It's no secret that aquariums have always been associated with helping their owners relas. But decade after decade, research keeps showing us there are deeper, more quantifiable benefits of woning an aquairum than just chilling out with your underwater friends.
1980s: In the early 80s, a study showed that gazing at aquarium fish reduces stress and, subsequently, lowers blood pressure.

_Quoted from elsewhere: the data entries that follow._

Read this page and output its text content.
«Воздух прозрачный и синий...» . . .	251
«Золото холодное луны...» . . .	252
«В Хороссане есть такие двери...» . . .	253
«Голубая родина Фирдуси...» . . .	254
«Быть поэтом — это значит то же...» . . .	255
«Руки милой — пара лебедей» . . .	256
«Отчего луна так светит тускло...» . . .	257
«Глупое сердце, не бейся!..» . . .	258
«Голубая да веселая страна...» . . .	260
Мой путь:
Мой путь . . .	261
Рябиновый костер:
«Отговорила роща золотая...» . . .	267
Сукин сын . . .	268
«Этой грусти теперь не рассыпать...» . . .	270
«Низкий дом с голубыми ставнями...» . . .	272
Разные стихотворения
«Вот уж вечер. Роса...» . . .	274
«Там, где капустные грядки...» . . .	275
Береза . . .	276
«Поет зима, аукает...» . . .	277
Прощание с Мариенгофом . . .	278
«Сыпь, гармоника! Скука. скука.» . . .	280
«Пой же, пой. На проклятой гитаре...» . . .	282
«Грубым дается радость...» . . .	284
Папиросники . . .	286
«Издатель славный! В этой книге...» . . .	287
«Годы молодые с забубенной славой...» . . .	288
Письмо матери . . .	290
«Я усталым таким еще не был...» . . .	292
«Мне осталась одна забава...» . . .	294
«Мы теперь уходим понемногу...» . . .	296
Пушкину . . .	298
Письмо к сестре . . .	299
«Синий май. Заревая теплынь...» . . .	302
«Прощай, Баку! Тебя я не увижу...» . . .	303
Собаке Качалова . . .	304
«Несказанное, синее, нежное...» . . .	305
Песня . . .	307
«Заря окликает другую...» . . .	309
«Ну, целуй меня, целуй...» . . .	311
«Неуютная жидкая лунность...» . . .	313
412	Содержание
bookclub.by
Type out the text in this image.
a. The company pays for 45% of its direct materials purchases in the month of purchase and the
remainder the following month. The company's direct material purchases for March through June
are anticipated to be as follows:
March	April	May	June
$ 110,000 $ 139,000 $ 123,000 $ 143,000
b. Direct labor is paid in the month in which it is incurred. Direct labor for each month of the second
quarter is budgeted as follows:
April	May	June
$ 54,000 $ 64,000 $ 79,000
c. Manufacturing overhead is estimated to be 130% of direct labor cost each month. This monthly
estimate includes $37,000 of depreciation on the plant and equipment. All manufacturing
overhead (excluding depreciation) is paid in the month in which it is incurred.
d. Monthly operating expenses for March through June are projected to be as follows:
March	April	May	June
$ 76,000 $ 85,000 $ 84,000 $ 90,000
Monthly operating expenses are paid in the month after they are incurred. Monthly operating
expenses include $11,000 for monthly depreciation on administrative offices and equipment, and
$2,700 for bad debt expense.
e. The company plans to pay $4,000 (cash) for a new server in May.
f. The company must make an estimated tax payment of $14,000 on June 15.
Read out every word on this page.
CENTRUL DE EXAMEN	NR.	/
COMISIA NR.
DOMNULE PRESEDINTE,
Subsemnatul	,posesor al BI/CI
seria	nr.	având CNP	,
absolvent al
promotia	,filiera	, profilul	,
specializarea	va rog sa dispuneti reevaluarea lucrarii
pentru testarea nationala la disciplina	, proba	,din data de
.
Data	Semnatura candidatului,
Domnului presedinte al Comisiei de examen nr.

1990s: A nationwide survey conducted by the American Pet Products Manufacturers Association revealed the many health benefits associated with the presence of aquariums in the workplace. The study indicated that it not only reduced stress, but also reduced blood pressure, and improved overall emotional and physical health.
2000s: A 2009 Purdue study showed that Alzheimer’s patients exposed to aquariums ate more food, required fewer nutritional supplements and displayed less aggressive behaviors than patients exposed to two-dimensional paintings of seascapes or patients in a control group.
Additionally, aquariums in the classroom are known to reduce anxiety levels in students, and they’re a great tool for teaching kids the responsibilities of caring for a pet, along with some basic chemistry.
What’s more, fish tanks in hospital waiting rooms, doctor’s offices and dentist’s offices also provide a calming effect, while those in children’s wards have been known to help aid in recovery. Parents of autistic children or those with ADS have also experienced the calming effect that owning an aquarium has on their child.